Furthermore, business asset disposal relief will become less favorable, incrementally rising from the current 10% to 14% in April 2025 and reaching 18% by April 2026.
Landlords and Second-Home Owners
The additional stamp duty on second homes will increase by 2 percentage points, affecting transactions from midnight forward. For properties exceeding £40,000, the added stamp duty is applicable on second homes, holiday rentals, and buy-to-let properties.
Typically, homeowners incur stamp duty above £250,000. Individuals purchasing a main residence for £300,000 face a 5% stamp duty (amounting to £2,500). Conversely, buyers of second homes don’t benefit from this allowance and will now pay 5% on up to £250,000 and 10% beyond that, leading to a total bill of £17,500.

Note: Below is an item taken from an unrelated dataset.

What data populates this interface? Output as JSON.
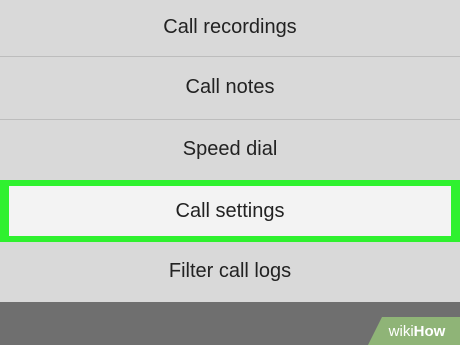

This additional charge has generated over £10 billion for HM Revenue & Customs since its establishment in 2016.
Employers
Employers will see an increase in tax obligations, with national insurance contributions set to elevate by 1.2 percentage points—rising from 13.8% to 15% by April 2025. Additionally, the earnings threshold for employer contributions will reduce from £9,100 to £5,000, which could yield an increase of £25 billion annually for the government.
However, the employment allowance, which assists smaller businesses in lowering their national insurance expenses, will increase from £5,000 to £10,500. The chancellor noted that this adjustment would exempt 865,000 employers from paying national insurance next year.
Private Schools
Starting in January 2025, private school fees will be subject to a 20% VAT charge, which is expected to add approximately £3,100 annually per child, according to analysis by Quilter. Additionally, private institutions won’t qualify for charitable business rates relief starting in April 2025. These policy changes aim to save about £9 billion over the duration of the current parliamentary term.
Non-Doms
The non-domiciled tax regime that permitted foreign residents in the UK to avoid taxing overseas income will be eliminated come April. Instead, a new “residence-based scheme” will establish “internationally competitive arrangements for those relocating to the UK,” as stated by Reeves. This reform, accompanied by a transition phase allowing foreign income and gains subject to a lesser 12% tax rate over the next three tax years, is expected to raise £12.7 billion in revenue over the next five years.
Farmers
Business and agricultural relief allowing for the tax-free passing of farmland or major business shares has undergone significant alterations, becoming less generous. From 2026, these reliefs will merge and impose a cap so that a maximum of £1 million in agricultural assets can be transferred without tax implications. Anything exceeding this threshold will incur a 20% tax. Critics suggest that the £1 million limit does not adequately represent current land values or encompass agricultural buildings and houses.
Smokers
Smokers and vapers will experience increases due to the implementation of a new vaping tax and an elevation in tobacco duties. A “flat rate duty” on vaping liquids will be introduced in October 2026.
Continuing with the annual plan to increase tobacco duties by the rate of RPI plus 2%, rolling tobacco specifics will see a 10% rise this year.
First-Time Buyers
Many first-time buyers were left disappointed due to a lack of additional support measures. There were calls for enhancements to the Lifetime Isa to facilitate home purchases. Currently, savers can contribute £4,000 annually to receive a 25% government incentive for first-time home acquisitions, but the maximum property price has remained stagnant at £450,000 since 2017, despite substantial housing inflation.
No mention was made regarding an extension of stamp duty relief, which currently allows first-time buyers to pay no duty on properties valued up to £425,000, a threshold reverting to £300,000 starting in April.